Corriere 14.12.16
Renzi frena sul congresso in anticipo
La sinistra vuole le dimissioni e pensa al ticket leader-premier
di Maria Teresa Meli
ROMA
Rischia di sfumare l’ipotesi del congresso anticipato del Pd. Matteo
Renzi sta infatti valutando l’opportunità o meno di andare avanti su
questa strada e non è più sicuro che quella di procedere a tappe forzate
sia la soluzione giusta.
La richiesta di accelerare i tempi delle
assise nazionali era giunta dalla minoranza interna prima dell’esito
referendario. Dopo il voto, Renzi l’aveva fatta propria e riproposta per
«fare chiarezza una volta per tutte dentro il partito». I bersaniani,
però, hanno cambiato idea: non sono ancora pronti per la sfida
congressuale. Alla minoranza manca un candidato su cui trovare un
accordo il più ampio possibile. Anzi, ne mancano due. Già, perché
l’ipotesi è quella di presentare un ticket. Ossia un’accoppiata formata
da un candidato segretario e da un candidato premier. È una vecchia idea
di Bersani, che ieri è stata riproposta dallo stesso ex segretario.
Il
tandem ideale sarebbe costituito da Roberto Speranza ed Enrico Letta ma
non tutti la pensano così e quindi la minoranza ha bisogno di tempo.

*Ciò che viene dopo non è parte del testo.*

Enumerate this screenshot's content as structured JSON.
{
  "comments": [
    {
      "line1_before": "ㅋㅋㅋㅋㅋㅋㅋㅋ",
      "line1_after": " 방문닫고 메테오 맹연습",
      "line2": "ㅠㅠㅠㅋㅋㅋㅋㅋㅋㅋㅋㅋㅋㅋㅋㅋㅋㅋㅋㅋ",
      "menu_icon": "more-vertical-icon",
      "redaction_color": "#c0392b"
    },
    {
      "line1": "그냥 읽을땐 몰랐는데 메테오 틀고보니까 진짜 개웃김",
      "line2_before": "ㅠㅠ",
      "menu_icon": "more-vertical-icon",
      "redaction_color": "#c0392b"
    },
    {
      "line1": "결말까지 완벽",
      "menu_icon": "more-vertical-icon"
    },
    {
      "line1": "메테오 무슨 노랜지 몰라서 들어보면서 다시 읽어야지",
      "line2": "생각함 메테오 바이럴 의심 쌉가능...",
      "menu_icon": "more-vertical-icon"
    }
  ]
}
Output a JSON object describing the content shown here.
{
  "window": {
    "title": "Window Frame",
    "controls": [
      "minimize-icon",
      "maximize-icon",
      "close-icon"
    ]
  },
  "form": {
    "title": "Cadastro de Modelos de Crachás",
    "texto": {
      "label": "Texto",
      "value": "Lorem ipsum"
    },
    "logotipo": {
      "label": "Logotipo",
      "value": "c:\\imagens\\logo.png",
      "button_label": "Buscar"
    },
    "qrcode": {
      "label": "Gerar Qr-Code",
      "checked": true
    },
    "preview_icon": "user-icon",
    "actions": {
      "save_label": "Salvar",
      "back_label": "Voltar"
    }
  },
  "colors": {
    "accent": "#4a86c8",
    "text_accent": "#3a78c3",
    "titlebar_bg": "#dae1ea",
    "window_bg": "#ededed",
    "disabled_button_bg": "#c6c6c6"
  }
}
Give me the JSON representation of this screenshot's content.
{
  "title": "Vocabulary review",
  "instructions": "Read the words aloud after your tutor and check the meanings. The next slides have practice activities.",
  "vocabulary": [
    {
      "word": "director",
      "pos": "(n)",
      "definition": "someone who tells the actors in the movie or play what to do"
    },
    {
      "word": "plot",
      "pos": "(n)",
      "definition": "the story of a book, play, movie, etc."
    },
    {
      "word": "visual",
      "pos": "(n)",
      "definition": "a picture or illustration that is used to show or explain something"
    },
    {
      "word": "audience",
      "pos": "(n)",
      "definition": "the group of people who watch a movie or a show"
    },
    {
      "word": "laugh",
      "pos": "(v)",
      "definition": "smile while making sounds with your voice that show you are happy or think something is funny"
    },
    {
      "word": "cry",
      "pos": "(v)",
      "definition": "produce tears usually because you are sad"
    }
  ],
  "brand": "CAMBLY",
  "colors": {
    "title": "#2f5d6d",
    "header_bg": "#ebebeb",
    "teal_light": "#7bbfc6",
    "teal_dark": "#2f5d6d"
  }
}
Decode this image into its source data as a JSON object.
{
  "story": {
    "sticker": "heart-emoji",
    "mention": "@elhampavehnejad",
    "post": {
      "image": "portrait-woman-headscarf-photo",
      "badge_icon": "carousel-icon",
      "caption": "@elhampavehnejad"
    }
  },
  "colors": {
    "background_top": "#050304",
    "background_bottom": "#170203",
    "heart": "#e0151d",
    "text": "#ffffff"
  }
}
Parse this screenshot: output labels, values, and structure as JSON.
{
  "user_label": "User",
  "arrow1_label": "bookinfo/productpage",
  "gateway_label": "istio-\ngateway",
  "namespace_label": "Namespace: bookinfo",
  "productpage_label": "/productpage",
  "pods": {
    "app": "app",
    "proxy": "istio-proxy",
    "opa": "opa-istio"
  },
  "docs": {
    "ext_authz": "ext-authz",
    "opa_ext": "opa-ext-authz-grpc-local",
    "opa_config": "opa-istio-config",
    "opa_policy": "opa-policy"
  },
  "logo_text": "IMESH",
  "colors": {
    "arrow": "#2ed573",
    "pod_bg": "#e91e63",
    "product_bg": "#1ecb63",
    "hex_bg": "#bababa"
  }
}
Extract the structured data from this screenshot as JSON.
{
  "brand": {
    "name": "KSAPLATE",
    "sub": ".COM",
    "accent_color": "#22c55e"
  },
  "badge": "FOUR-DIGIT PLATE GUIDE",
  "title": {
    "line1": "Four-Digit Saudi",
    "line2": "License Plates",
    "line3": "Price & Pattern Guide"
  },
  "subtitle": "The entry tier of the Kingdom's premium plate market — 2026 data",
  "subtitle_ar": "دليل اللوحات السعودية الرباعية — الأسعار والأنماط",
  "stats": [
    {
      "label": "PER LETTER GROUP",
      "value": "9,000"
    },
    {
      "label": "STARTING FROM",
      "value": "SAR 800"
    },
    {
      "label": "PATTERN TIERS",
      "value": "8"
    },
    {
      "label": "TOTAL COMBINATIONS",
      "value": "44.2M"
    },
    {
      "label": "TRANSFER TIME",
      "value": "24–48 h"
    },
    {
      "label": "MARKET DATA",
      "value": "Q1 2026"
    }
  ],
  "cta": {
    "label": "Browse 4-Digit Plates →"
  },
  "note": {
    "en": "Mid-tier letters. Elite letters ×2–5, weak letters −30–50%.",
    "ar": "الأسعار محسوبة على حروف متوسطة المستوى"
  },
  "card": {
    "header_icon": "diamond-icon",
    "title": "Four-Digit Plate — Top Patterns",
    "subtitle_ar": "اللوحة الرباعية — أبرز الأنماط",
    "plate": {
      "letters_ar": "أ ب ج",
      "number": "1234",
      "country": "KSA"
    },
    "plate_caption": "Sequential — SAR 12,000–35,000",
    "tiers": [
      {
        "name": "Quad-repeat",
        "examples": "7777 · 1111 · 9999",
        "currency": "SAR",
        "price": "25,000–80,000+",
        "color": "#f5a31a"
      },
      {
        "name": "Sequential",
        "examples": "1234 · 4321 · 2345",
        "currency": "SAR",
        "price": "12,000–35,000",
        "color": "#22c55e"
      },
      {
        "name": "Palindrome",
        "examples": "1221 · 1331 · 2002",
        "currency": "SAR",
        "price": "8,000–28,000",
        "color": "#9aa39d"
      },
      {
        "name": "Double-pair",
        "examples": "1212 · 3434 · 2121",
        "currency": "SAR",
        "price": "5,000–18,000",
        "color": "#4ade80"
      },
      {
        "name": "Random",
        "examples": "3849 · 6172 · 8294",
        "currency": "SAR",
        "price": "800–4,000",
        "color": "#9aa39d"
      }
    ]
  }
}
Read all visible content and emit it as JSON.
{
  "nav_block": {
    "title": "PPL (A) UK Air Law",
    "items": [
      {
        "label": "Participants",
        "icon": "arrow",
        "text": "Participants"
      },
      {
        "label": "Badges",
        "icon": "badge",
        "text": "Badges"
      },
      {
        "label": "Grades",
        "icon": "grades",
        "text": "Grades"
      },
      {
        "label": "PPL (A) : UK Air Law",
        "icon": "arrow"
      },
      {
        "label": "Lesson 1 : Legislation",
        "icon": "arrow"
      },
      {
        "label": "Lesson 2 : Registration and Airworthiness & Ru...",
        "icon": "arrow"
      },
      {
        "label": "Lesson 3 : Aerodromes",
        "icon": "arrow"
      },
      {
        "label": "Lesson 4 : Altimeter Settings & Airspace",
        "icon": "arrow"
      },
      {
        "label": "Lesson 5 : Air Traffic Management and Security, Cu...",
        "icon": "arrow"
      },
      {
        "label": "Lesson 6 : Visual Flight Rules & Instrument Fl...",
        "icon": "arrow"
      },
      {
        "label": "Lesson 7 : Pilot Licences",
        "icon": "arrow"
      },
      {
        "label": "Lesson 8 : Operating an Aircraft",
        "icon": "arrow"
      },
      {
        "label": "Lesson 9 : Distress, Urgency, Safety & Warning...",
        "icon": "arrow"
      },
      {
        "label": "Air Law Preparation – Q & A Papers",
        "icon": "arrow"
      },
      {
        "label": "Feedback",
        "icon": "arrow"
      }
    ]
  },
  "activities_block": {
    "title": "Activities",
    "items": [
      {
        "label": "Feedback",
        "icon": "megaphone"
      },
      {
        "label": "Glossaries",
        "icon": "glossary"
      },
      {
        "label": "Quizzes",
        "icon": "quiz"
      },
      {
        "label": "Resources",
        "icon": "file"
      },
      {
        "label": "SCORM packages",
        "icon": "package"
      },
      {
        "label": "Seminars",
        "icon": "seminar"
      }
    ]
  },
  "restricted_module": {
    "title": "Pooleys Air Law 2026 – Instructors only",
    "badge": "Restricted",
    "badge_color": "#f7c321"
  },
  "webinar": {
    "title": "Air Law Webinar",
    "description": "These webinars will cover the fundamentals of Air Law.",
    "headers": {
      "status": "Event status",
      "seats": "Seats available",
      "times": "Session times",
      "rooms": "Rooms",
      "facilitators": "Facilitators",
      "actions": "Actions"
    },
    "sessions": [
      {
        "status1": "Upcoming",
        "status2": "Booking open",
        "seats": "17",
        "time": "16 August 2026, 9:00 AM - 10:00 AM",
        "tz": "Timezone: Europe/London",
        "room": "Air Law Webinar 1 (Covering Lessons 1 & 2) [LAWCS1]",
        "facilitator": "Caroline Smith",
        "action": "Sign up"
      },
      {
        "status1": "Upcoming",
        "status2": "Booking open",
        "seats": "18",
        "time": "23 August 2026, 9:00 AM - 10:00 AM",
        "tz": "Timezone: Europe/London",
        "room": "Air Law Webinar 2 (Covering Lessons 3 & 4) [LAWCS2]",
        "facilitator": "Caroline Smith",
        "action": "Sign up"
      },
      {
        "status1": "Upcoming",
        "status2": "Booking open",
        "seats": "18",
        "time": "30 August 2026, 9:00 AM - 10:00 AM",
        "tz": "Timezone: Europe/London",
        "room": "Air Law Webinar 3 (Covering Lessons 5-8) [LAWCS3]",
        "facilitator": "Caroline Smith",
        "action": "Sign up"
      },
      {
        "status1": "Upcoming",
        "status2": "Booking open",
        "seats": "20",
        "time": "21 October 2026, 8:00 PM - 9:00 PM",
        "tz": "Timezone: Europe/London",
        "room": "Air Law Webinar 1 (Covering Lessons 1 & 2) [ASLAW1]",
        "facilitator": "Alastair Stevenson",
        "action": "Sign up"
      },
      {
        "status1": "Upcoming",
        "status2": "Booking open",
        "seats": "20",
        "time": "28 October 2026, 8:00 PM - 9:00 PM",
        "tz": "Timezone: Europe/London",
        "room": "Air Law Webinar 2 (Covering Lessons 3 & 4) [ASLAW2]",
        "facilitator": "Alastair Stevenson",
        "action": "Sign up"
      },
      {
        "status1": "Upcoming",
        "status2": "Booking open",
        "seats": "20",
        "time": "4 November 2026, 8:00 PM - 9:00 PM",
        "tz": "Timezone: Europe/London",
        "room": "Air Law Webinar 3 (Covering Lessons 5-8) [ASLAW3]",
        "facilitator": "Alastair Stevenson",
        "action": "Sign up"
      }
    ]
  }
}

Non solo, dopo la vittoria del No al referendum nei circoli del Pd è
montata la protesta contro i bersaniani, accusati di aver contribuito
alla sconfitta del segretario. Perciò in questa fase sarebbe poco
salutare per gli esponenti della minoranza presentarsi davanti agli
iscritti per discutere le loro proposte congressuali.
In questo
contesto di scontro aperto nei confronti del leader è giunta ieri anche
la minaccia di una possibile scissione. Intervistato da Lilli Gruber, a
Otto e mezzo su La7, Roberto Speranza ha lanciato il proprio
avvertimento: «Io sto nel Pd, ma non a tutti i costi, non se diventa il
partito di Renzi».
Insomma, la minoranza gioca duro. Tant’è vero
che per impedire il congresso anticipato minaccia una battaglia a colpi
di regolamento e di ricorsi in tribunale. E questa è una delle ragioni
che hanno spinto Renzi a ripensarci. Il segretario non vuole che il Pd,
già colpito dalla mazzata referendaria, offra all’esterno l’immagine di
un partito chiuso in se stesso, che invece di parlare alla gente si
perde in liti e diatribe.
Ma c’è anche un’altra ragione che spinge
il leader a riconsiderare la sua proposta. Riguarda lo statuto, secondo
il quale per andare al congresso anticipato Renzi si deve dimettere. La
minoranza è pronta ad aprire il fuoco su questo punto: dal tentativo di
far mancare il numero legale all’assemblea nazionale al ricorso al Tar,
i bersaniani sono disposti a usare ogni arma pur di costringere il
leader a dimettersi, come prevede lo statuto. Questa, però, sarebbe una
strada rischiosa per il segretario.
Una parte dei renziani però,
quella più battagliera, è convinta che il leader non debba rinunciare al
congresso anticipato e gli suggerisce di sfidare la minoranza, dare le
dimissioni, e poi far votare all’assemblea nazionale, che è sovrana, un
documento in cui si dice che comunque sarà il segretario dimissionario a
portare il partito alle assise.
Renzi non ha preso ancora una
decisione definitiva a riguardo. Sta soppesando entrambe le soluzioni:
lasciar perdere le assise, «sparire per qualche mese» per poi tornare e
riprendere una «campagna d’ascolto» tra la gente o andare alla resa dei
conti in tempi brevi?
Il segretario ha qualche giorno per rifletterci, ma l’altra sera il pendolo renziano oscillava verso la rinuncia al congresso.